Per questo mi sono costretta ad alzarmi, a fare una doccia e ad infilarmi i vestiti più larghi e discreti che ho trovato nel mio armadio. Ora, però, non mi sembra più di aver avuto una buona idea.

Nessuno sa niente, ovviamente, eppure ho la sensazione che gli sguardi di chiunque mi seguano mentre varco la porta d'ingresso, raggiungo l'armadietto e vado a lezione.
Ho evitato la mensa, mi sono nascosta in biblioteca, ho evitato Christine e tutte le altre semplicemente correndo nel bagno più vicino ogni volta che le vedevo e, soprattutto, ho evitato Sean Danielson.
Ho sentito i suoi occhi su di me nel momento in cui sono uscita dall'aula alla prima ora, ma non si è avvicinato e, sebbene me lo aspettassi, è stato comunque un sollievo.
Sono combattuta, troppo forse per riuscire a processare davvero quello che è successo; probabilmente è per questo che preferisco cercare di dimenticarmene, mettere tutto in un cassetto e lasciarlo chiuso per sempre.
Da lontano sento qualcuno salutare Sean, fargli ancora i complimenti per la partita e poi chiedergli del suo occhio nero. So già che non dirà la verità, per qualche strano motivo sono tutti propensi a credere che se lo sia procurato durante il gioco, poco importa che alla festa non avesse nemmeno un graffio in viso.

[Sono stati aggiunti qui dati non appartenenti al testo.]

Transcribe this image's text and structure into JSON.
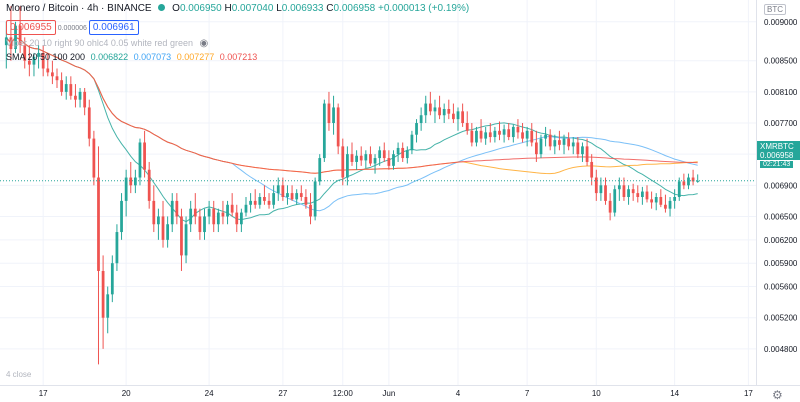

Dopo l'ultima ora, prendo un'altra decisione impulsiva ma che al momento sembra saggia: non torno a casa. Mi fermo in biblioteca finché fuori non diventa buio pesto, finché la mamma non comincia a provare a chiamarmi e a mandarmi messaggi minatori chiedendomi dove sono finita e se torno per cena.
Deglutisco il groppo che sento in gola e le scrivo che mi sto mettendo in viaggio ora, mentre in realtà mi ci vogliono venti minuti buoni prima di riuscire ad alzarmi dalla sedia, ad uscire dalla scuola e a correre verso la mia macchina. Ho il fiato corto mentre chiudo la portiera con un botto e faccio scattare la sicura, persino dopo essermi allacciata la cintura ed essermi messa in viaggio verso casa so di essere completamente distratta, tanto da sbagliare strada, mancare una svolta e probabilmente passare con il semaforo rosso.

So che andrà meglio, mi serve solo del tempo: posso evitare Sean Danielson, posso cercare di chiedere scusa a Christine per averla lasciata alla festa senza dirle niente, posso semplicemente concentrarmi sulla scuola, posso fingere che vada tutto bene con mamma e papà, ricominciare a comportarmi come se nulla fosse.
Posso mentire, perché una cosa è certa: non dirò mai a nessuno quello che è successo l'altra sera.